In recent years, midterm election voter turnout for young adults (ages 18-29) has been very low. Four years ago, 20 percent of people in that age group voted, according to a Tufts University study.
“Young people often times feel like they don’t have enough knowledge to vote,” said Christopher Faricy, an associate professor of political science at Syracuse University’s Maxwell School of Public Affairs.
This year, though, some young adults feel that number is turning around. Political candidates from both parties focused on mobilizing the young voters.
“For a general election, this is the most I’ve ever felt people were voting,” said Alex Archambault, a graduate student at SU.

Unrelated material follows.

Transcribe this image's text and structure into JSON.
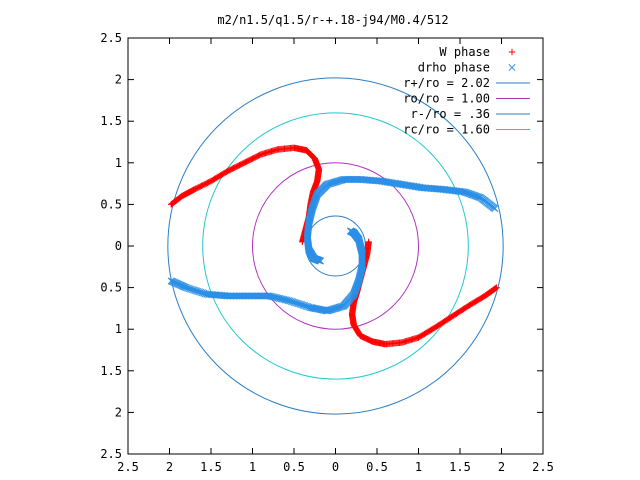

So far, the numbers don’t necessarily agree. ABC News’ exit polls are reporting just a two percent increase in young voters from the 2014 midterms.
Most in that age group have very busy schedules, which can help explain for the lack of turnout. Another issue is the absentee ballot. Most college students live away from home and can’t vote in person.
“It was kind of a hassle for it to get sent, because I move around. Last year I lived in a different address, this year I live in a new address. So it was kind of difficult to get sent to this year’s address,” said Aidan Barczak, undergraduate student at SU.
Some states are making changes to their absentee requests in hope of making the process easier. Michigan, for example, has introduced a policy that grants every absentee request, regardless of the reason why.